Figure 1 and Figure 3 (see Photographs section) are examples of backscattered electron imaging results. Figure 1 shows metal voiding in a power bus caused by electromigration. The passivation was intact for this image. Figure 3 shows the bright contrast signal that comes from a TiW buried diffusion barrier layer under metal-1 in this two level metal IC. The metal-2 does not have a barrier layer and displays darker image contrast than the metal-1 conductors, even though more of the interaction volume intersects the metal-2 level.
For ICs, backscattered electron imaging should be performed after more benign failure analysis techniques have been applied. The high primary electron beam energies required to generate backscattered electrons from below the IC surface will almost immediately alter the threshold voltage of exposed MOS transistors. This threshold shift results from fixed oxide change and interface trap occupancy in the oxide after exposure to primary electrons and x-rays. If MOS structures are not exposed directly to the high energy primary electron beam, the damage is minimized. Backscattered electron imaging does have the advantage of being able to probe through passivation and, to some extent, metal layers. If backscattered electron examination is indicated by other test methods, it should be applied before layer removal.
For IC test structures such as electromigration serpentines, backscattered electron imaging can be applied after an open conductor or large increase in resistance is indicated. Without a MOS structure to be altered by primary beam irradiation, high energies can be used to ensure that the interaction volume reaches the structures of interest.

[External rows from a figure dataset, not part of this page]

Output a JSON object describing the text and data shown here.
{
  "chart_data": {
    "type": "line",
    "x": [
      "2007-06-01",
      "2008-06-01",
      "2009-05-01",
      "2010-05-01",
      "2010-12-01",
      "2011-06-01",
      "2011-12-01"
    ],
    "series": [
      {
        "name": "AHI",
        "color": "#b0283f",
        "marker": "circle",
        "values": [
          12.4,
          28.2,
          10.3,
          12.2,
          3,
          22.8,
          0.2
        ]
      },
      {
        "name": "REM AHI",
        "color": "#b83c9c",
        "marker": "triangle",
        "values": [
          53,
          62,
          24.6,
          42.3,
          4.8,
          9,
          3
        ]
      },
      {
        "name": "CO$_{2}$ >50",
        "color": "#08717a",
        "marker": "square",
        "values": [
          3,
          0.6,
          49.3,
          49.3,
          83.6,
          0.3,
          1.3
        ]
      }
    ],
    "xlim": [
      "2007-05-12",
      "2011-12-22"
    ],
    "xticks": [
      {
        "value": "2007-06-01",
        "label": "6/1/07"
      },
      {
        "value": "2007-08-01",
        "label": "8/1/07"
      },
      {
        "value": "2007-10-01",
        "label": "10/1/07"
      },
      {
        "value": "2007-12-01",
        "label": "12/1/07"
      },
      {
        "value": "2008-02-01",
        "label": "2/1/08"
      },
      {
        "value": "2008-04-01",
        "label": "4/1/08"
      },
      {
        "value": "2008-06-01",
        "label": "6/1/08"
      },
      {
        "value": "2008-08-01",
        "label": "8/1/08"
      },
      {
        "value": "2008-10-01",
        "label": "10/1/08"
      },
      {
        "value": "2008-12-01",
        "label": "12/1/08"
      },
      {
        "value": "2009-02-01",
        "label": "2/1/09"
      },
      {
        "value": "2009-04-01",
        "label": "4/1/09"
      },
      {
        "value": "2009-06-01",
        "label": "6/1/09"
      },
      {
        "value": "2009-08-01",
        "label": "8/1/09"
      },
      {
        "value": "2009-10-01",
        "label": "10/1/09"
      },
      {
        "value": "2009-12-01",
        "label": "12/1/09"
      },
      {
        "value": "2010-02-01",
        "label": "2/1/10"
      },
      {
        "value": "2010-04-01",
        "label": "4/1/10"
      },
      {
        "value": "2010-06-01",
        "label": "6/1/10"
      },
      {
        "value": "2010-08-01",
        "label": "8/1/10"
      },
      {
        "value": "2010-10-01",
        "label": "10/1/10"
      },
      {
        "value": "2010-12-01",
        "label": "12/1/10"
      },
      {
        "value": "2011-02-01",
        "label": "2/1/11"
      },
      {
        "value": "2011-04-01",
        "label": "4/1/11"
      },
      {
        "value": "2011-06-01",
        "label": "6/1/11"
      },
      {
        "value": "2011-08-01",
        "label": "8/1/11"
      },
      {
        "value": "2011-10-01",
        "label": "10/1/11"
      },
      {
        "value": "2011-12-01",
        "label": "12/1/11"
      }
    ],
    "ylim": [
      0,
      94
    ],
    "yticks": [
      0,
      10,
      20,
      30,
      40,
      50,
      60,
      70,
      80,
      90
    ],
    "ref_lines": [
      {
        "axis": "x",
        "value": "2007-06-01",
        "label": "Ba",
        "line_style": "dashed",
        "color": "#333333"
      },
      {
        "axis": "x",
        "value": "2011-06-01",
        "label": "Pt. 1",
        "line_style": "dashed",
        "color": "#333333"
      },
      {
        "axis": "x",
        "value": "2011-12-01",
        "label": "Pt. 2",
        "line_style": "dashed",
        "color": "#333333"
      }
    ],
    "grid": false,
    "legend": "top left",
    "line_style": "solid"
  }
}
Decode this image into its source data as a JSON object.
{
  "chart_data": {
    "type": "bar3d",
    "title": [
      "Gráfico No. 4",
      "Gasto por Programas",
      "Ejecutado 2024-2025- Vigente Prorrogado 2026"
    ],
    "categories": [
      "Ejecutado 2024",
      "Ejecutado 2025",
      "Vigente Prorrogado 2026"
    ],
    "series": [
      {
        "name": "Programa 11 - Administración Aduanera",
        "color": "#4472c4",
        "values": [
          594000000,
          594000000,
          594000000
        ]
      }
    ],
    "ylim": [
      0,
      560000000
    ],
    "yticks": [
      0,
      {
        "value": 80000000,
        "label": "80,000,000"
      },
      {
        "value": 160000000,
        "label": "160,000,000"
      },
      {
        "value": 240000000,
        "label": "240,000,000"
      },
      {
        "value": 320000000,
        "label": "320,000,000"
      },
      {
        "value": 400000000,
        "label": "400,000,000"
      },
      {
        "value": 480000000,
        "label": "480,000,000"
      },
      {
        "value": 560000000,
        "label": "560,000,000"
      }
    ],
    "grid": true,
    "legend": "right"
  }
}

While surface layer removal can make it easier to reach a buried conductor pattern at lower primary electron beam energies, the possibility of altering the failing conductor state during deprocessing remains a reality. Backscattered electron imaging can eliminate or reduce the need for surface layer removal during failure site localization.
Backscattered electron image (35 kV) of metal voiding in a power bus caused by electromigration.
Diagram showing the electron beam physics interaction volume.
Backscattered electron image (35 kV) showing voiding in the metal 1 layer in this two level metal IC (Photo courtesy Analytical Solutions).